Wang Qian, founder and chief executive of X Square, said deployment in homes is a big challenge. Currently, no robot in the world can independently complete comprehensive tidying tasks without remote control.

Meanwhile, Lightning, the Beijing race champion, also showed up in Honor's recent gaming laptop release, including super-light model MagicBook Pro. Honor is integrating humanoids into a broader ecosystem of laptops and smartphones. As IDC said, consumer electronics brands will soon use edge computing and vision models to make robots a household staple.

Honor's Lightning robot presents in its gaming laptop release.

As Chinese firms scale up, they face formidable competition from the US. Nvidia is helping robotics companies move AI systems from simulation into real-world deployment.

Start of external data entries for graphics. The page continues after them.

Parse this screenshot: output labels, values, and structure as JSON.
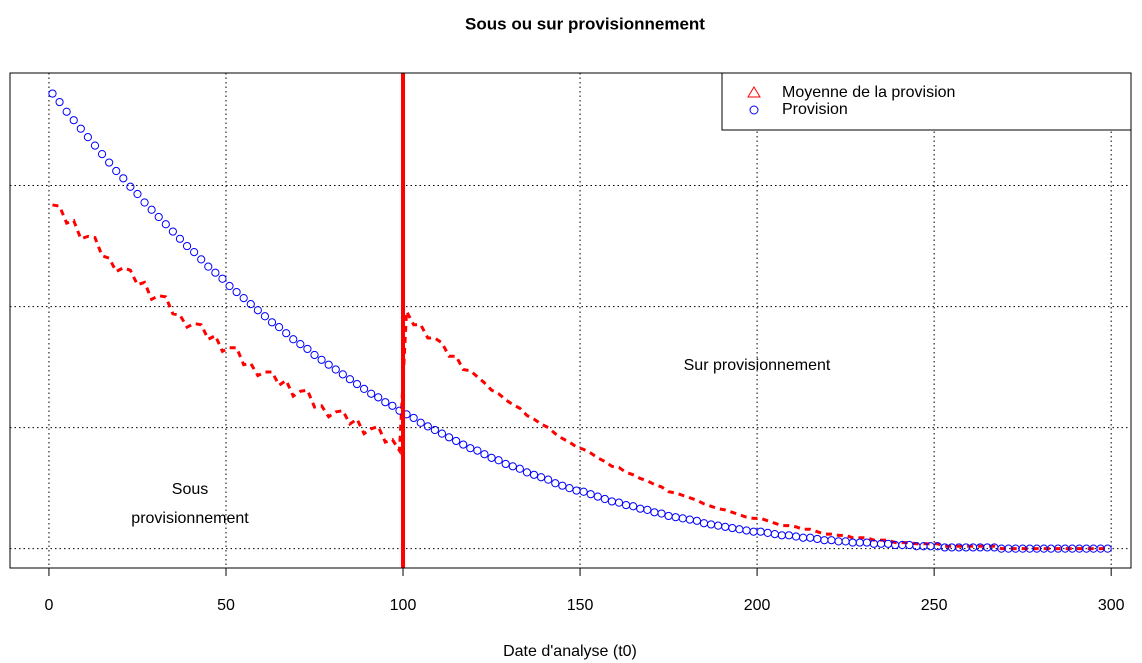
{
  "chart_data": {
    "type": "scatter",
    "title": "Sous ou sur provisionnement",
    "xlabel": "Date d'analyse (t0)",
    "xlim": [
      -11,
      305.6
    ],
    "ylim": [
      -0.16,
      3.93
    ],
    "xticks": [
      0,
      50,
      100,
      150,
      200,
      250,
      300
    ],
    "yticks": [
      0,
      1,
      2,
      3
    ],
    "grid": true,
    "legend": "top-right",
    "vline": {
      "x": 100,
      "color": "#ff0000"
    },
    "annotations": [
      [
        "Sur provisionnement"
      ],
      [
        "Sous",
        "provisionnement"
      ]
    ],
    "x": [
      1,
      3,
      5,
      7,
      9,
      11,
      13,
      15,
      17,
      19,
      21,
      23,
      25,
      27,
      29,
      31,
      33,
      35,
      37,
      39,
      41,
      43,
      45,
      47,
      49,
      51,
      53,
      55,
      57,
      59,
      61,
      63,
      65,
      67,
      69,
      71,
      73,
      75,
      77,
      79,
      81,
      83,
      85,
      87,
      89,
      91,
      93,
      95,
      97,
      99,
      101,
      103,
      105,
      107,
      109,
      111,
      113,
      115,
      117,
      119,
      121,
      123,
      125,
      127,
      129,
      131,
      133,
      135,
      137,
      139,
      141,
      143,
      145,
      147,
      149,
      151,
      153,
      155,
      157,
      159,
      161,
      163,
      165,
      167,
      169,
      171,
      173,
      175,
      177,
      179,
      181,
      183,
      185,
      187,
      189,
      191,
      193,
      195,
      197,
      199,
      201,
      203,
      205,
      207,
      209,
      211,
      213,
      215,
      217,
      219,
      221,
      223,
      225,
      227,
      229,
      231,
      233,
      235,
      237,
      239,
      241,
      243,
      245,
      247,
      249,
      251,
      253,
      255,
      257,
      259,
      261,
      263,
      265,
      267,
      269,
      271,
      273,
      275,
      277,
      279,
      281,
      283,
      285,
      287,
      289,
      291,
      293,
      295,
      297,
      299
    ],
    "series": [
      {
        "name": "Moyenne de la provision",
        "color": "#ff0000",
        "marker": "triangle",
        "linestyle": "dashed",
        "values": [
          2.84,
          2.83,
          2.69,
          2.71,
          2.56,
          2.58,
          2.57,
          2.42,
          2.4,
          2.29,
          2.32,
          2.3,
          2.18,
          2.2,
          2.06,
          2.09,
          2.08,
          1.94,
          1.93,
          1.83,
          1.86,
          1.85,
          1.73,
          1.76,
          1.63,
          1.66,
          1.66,
          1.52,
          1.53,
          1.43,
          1.46,
          1.46,
          1.35,
          1.39,
          1.26,
          1.3,
          1.31,
          1.17,
          1.18,
          1.09,
          1.13,
          1.14,
          1.03,
          1.07,
          0.95,
          0.99,
          1.01,
          0.88,
          0.9,
          0.81,
          1.96,
          1.85,
          1.85,
          1.74,
          1.74,
          1.7,
          1.59,
          1.59,
          1.48,
          1.47,
          1.42,
          1.37,
          1.31,
          1.28,
          1.23,
          1.19,
          1.16,
          1.1,
          1.07,
          1.03,
          1.0,
          0.95,
          0.91,
          0.88,
          0.84,
          0.82,
          0.79,
          0.75,
          0.72,
          0.68,
          0.67,
          0.63,
          0.61,
          0.58,
          0.56,
          0.53,
          0.51,
          0.47,
          0.46,
          0.44,
          0.42,
          0.4,
          0.37,
          0.35,
          0.33,
          0.32,
          0.3,
          0.28,
          0.26,
          0.25,
          0.25,
          0.23,
          0.21,
          0.19,
          0.19,
          0.18,
          0.16,
          0.16,
          0.14,
          0.12,
          0.12,
          0.11,
          0.11,
          0.09,
          0.09,
          0.09,
          0.07,
          0.07,
          0.07,
          0.05,
          0.05,
          0.05,
          0.04,
          0.04,
          0.04,
          0.04,
          0.02,
          0.02,
          0.02,
          0.02,
          0.02,
          0.02,
          0.02,
          0.02,
          0,
          0,
          0,
          0,
          0,
          0,
          0,
          0,
          0,
          0,
          0,
          0,
          0,
          0,
          0,
          0
        ]
      },
      {
        "name": "Provision",
        "color": "#0000ff",
        "marker": "circle",
        "linestyle": "none",
        "values": [
          3.76,
          3.69,
          3.61,
          3.54,
          3.47,
          3.4,
          3.33,
          3.26,
          3.19,
          3.12,
          3.06,
          2.99,
          2.93,
          2.86,
          2.8,
          2.74,
          2.68,
          2.62,
          2.56,
          2.5,
          2.45,
          2.39,
          2.33,
          2.28,
          2.23,
          2.17,
          2.12,
          2.07,
          2.02,
          1.97,
          1.92,
          1.87,
          1.83,
          1.78,
          1.73,
          1.69,
          1.65,
          1.6,
          1.56,
          1.52,
          1.48,
          1.44,
          1.4,
          1.36,
          1.32,
          1.28,
          1.25,
          1.21,
          1.18,
          1.14,
          1.11,
          1.08,
          1.04,
          1.01,
          0.98,
          0.95,
          0.92,
          0.89,
          0.86,
          0.83,
          0.81,
          0.78,
          0.75,
          0.73,
          0.7,
          0.68,
          0.66,
          0.63,
          0.61,
          0.59,
          0.57,
          0.54,
          0.52,
          0.5,
          0.48,
          0.47,
          0.45,
          0.43,
          0.41,
          0.39,
          0.38,
          0.36,
          0.35,
          0.33,
          0.32,
          0.3,
          0.29,
          0.27,
          0.26,
          0.25,
          0.24,
          0.23,
          0.21,
          0.2,
          0.19,
          0.18,
          0.17,
          0.16,
          0.15,
          0.14,
          0.14,
          0.13,
          0.12,
          0.11,
          0.11,
          0.1,
          0.09,
          0.09,
          0.08,
          0.07,
          0.07,
          0.06,
          0.06,
          0.05,
          0.05,
          0.05,
          0.04,
          0.04,
          0.04,
          0.03,
          0.03,
          0.03,
          0.02,
          0.02,
          0.02,
          0.02,
          0.01,
          0.01,
          0.01,
          0.01,
          0.01,
          0.01,
          0.01,
          0.01,
          0,
          0,
          0,
          0,
          0,
          0,
          0,
          0,
          0,
          0,
          0,
          0,
          0,
          0,
          0,
          0
        ]
      }
    ]
  }
}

Chief Executive Jensen Huang recently predicted every industrial company will eventually become a robotics company.

Simultaneously, Tesla is pivoting its focus toward AI-powered robotaxis and humanoid robots. Elon Musk raised Tesla's 2026 capital expenditure forecast to US$25 billion and indicated that Optimus is moving toward a concrete window for broader deployment next year.

Shipments of humanoid robots from Chinese manufacturers are expected to account for 95 percent of the global total, establishing an absolute dominant position in hardware manufacturing and mass production, IDC said.

Visitors take photos of a Tesla robot at Shanghai AWE in March.

While Chinese robots are beginning to appear in domestic car factories and restaurants, their makers are also targeting global markets. AgiBot's overseas business is projected to grow to 50 percent of total revenue, with its leasing platform ShareBot already launched in 13 international markets, including the US, Germany and the United Arab Emirates.

China Customs also reported that the humanoid robot export category has risen to 13 now from five just several years ago, showing China's increased export capacity and tech evolution.

While the marathon for dominance continues, the rapid integration of humanoid workers has raised global concerns about human job displacement. Verizon Chief Executive Dan Schulman was quoted in the Wall Street Journal as predicting up to 30 percent unemployment from robotic replacements in the next two to five years.

As robots leap from the race tracks of Beijing into the kitchens of families and the floors of factories, the industry must now solve a problem far more complex than running speed: How to balance a booming robotic economy with the survival of the human labor market.